Huawei CEO says its chips are just one generation behind the U.S.
Huawei CEO Ren Zhengfei says that Huawei's latest chip is just one generation behind the United States.

With the release of the 5nm Kirin X90 processor designed by Huawei and built by SMIC for the former's new foldable laptop, the beleaguered Chinese manufacturer says that it is just one generation behind the U.S. TSMC and Samsung Foundry will be shipping 2nm chips to clients next year so perhaps right at this moment, Huawei's 5nm components are just one generation behind the 3nm silicon being used on flagship smartphones like the iPhone at the moment.
Thanks to pressure from the U.S., Huawei, and SMIC are unable to obtain Extreme Ultraviolet (EUV) Lithography machines from the one company in the world that makes them, Dutch firm ASML, Huawei and SMIC are only able to use older Deep Ultraviolet (DUV) Lithography machines which prevent Huawei and SMIC from catching up to TSMC and Samsung.

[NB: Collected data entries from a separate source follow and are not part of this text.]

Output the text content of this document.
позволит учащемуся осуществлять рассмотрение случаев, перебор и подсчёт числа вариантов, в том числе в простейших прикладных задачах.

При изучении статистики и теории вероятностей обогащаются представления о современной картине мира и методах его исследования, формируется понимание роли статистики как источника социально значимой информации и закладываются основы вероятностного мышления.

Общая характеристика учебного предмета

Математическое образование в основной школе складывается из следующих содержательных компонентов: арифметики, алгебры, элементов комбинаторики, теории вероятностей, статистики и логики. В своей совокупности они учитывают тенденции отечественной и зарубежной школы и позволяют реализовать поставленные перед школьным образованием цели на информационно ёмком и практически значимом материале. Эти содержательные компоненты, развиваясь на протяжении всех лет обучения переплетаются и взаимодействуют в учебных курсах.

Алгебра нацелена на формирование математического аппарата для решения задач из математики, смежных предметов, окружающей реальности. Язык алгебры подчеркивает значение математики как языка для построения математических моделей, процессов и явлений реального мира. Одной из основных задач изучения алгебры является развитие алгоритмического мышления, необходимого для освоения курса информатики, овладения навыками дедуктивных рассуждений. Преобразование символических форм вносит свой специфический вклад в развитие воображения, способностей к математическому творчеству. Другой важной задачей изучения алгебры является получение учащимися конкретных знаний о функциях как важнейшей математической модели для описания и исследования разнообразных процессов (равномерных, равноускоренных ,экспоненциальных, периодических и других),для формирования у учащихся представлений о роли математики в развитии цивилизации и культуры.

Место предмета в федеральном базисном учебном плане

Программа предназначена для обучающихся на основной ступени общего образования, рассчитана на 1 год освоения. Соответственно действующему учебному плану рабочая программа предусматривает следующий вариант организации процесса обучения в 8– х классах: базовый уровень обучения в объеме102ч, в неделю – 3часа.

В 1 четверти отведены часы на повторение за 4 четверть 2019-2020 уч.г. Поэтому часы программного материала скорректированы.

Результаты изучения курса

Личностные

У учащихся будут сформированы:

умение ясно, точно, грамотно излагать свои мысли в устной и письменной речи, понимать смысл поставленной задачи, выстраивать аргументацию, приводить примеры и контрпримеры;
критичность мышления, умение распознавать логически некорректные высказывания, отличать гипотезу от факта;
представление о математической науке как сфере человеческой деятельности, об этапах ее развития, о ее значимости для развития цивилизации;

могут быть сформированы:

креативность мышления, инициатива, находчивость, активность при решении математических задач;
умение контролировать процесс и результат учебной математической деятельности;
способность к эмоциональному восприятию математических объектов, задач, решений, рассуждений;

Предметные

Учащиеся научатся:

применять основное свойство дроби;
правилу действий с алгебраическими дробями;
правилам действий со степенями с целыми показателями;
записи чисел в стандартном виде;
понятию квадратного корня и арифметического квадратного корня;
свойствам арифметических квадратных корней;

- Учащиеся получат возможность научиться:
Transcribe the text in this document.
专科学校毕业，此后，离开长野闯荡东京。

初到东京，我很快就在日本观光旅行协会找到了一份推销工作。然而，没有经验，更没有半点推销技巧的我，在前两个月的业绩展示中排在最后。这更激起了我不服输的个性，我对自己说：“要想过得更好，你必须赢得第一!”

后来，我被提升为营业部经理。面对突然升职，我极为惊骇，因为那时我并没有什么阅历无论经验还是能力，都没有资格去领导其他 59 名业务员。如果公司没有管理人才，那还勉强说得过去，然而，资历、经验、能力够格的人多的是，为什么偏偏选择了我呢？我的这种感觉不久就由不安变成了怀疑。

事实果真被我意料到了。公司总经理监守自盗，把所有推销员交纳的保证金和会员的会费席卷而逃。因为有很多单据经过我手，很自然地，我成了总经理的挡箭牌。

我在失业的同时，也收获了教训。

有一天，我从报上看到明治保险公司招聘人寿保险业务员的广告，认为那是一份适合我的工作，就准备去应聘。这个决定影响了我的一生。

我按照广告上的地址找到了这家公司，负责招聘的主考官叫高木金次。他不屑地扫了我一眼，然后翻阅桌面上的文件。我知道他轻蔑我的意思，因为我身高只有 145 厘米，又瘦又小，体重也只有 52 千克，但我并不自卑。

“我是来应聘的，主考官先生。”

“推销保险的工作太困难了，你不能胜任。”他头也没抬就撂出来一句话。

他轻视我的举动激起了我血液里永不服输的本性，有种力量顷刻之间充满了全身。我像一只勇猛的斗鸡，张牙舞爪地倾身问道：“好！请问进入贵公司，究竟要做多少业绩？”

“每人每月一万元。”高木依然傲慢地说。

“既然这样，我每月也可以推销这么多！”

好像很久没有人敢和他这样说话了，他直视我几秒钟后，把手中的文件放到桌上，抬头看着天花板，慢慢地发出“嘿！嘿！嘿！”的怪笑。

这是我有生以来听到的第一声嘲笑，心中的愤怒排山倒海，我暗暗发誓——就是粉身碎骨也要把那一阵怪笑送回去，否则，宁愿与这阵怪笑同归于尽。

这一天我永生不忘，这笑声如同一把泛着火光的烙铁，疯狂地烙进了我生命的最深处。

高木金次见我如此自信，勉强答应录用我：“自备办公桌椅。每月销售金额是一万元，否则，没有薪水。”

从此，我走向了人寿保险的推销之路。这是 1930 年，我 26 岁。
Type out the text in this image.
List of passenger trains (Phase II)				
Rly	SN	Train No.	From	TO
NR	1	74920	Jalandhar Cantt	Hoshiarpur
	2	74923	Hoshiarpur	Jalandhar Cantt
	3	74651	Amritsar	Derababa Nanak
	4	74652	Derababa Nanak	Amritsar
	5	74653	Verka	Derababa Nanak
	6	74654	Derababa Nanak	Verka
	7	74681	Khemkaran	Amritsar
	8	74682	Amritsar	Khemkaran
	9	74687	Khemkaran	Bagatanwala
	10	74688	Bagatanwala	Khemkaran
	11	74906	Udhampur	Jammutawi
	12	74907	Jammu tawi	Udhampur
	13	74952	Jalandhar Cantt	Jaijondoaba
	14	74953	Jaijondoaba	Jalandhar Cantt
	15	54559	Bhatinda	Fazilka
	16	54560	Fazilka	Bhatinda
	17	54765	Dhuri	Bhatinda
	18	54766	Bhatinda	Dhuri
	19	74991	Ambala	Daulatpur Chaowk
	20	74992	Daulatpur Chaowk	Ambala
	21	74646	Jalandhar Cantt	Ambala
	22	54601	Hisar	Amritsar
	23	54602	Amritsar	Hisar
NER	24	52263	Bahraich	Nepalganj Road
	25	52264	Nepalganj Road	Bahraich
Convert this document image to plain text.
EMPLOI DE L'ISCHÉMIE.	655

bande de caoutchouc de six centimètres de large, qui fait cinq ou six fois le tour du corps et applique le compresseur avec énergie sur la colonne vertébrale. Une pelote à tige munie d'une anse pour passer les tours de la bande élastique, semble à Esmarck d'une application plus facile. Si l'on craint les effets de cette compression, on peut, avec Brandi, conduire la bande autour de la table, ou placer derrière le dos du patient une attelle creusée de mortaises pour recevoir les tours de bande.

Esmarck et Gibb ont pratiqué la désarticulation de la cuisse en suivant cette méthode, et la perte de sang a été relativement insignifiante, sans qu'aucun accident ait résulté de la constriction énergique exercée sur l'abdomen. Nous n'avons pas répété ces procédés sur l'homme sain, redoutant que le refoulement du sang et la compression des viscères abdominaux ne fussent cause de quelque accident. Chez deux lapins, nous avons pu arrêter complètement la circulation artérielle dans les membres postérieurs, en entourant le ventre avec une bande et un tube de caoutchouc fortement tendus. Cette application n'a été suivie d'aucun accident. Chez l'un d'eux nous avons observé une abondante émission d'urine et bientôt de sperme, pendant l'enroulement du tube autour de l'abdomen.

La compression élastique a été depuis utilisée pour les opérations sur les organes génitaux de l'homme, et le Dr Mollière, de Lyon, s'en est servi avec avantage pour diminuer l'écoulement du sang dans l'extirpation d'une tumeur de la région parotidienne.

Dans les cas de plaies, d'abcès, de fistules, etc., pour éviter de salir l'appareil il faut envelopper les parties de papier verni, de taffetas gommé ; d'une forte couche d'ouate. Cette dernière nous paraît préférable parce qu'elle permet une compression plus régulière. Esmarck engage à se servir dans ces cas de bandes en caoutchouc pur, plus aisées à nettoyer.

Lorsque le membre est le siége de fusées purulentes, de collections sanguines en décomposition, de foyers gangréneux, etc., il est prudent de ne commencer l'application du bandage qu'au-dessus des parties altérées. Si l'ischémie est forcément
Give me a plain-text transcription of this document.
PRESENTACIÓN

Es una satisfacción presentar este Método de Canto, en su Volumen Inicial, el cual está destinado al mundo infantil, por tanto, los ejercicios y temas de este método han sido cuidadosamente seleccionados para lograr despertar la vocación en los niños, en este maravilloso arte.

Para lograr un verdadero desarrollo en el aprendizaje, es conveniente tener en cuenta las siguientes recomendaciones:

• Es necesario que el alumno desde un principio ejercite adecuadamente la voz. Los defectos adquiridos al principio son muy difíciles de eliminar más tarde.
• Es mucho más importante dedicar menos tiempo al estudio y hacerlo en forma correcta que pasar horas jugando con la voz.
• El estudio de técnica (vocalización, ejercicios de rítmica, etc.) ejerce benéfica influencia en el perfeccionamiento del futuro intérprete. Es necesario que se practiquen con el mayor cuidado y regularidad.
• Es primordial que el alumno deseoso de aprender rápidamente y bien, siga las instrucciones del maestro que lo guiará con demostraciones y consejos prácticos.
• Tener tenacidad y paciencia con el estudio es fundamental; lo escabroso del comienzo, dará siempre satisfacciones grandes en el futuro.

The EUV and DUV machines transfer circuitry patterns to a silicon wafer which is the foundation of the chips manufactured by the foundries.
By printing smaller features on silicon wafers, EUVs can create patterns that allow more transistors to be shoehorned inside a chip.The higher a chip's transistor count, the more powerful and energy-efficient it is.
In order to make the 5nm Kirin X90 chip, it is believed that SMIC resorted to using an advanced multiple patterning technique called Self-Aligned Quadruple Patterning (SAQP). Usually, EUV lithography is needed to produce chips at 7nm and lower. By using SAQP, SMIC shrinks the features to a size smaller than what a single DUV impression can deliver. There are issues with this technique. It can lead to lower yields and also raise the price of chips produced with this technology.

The Kirin X90 processor made by SMIC using its 5nm N+2 node. | Image credit-Alibaba
Huawei CEO Ren Zhengfei told state-run People's Daily that it invests 180 billion yuan ($25.07 billion) in research annually and that it sees promise in chips made using different elements. Talking about the U.S. sanctions that prevent Huawei from obtaining and making cutting-edge chips, Ren said that there is "no need to worry about the chip problem."
The Huawei executive also said, "Our single chip is still behind the U.S. by a generation. We use mathematics to supplement physics, non-Moore's law to supplement Moore's law, and cluster computing to supplement single chips and the results can also achieve practical conditions. Software is not a bottleneck for us." Moore's Law is the observation made by the late Gordon Moore, the co-founder and CEO of Intel, that the number of transistors inside chips double every other year.
While this is no longer strictly the case, Moore's Law continues to be a symbol of the efforts made by the chip industry to continue making chips more powerful, energy-efficient, and smaller.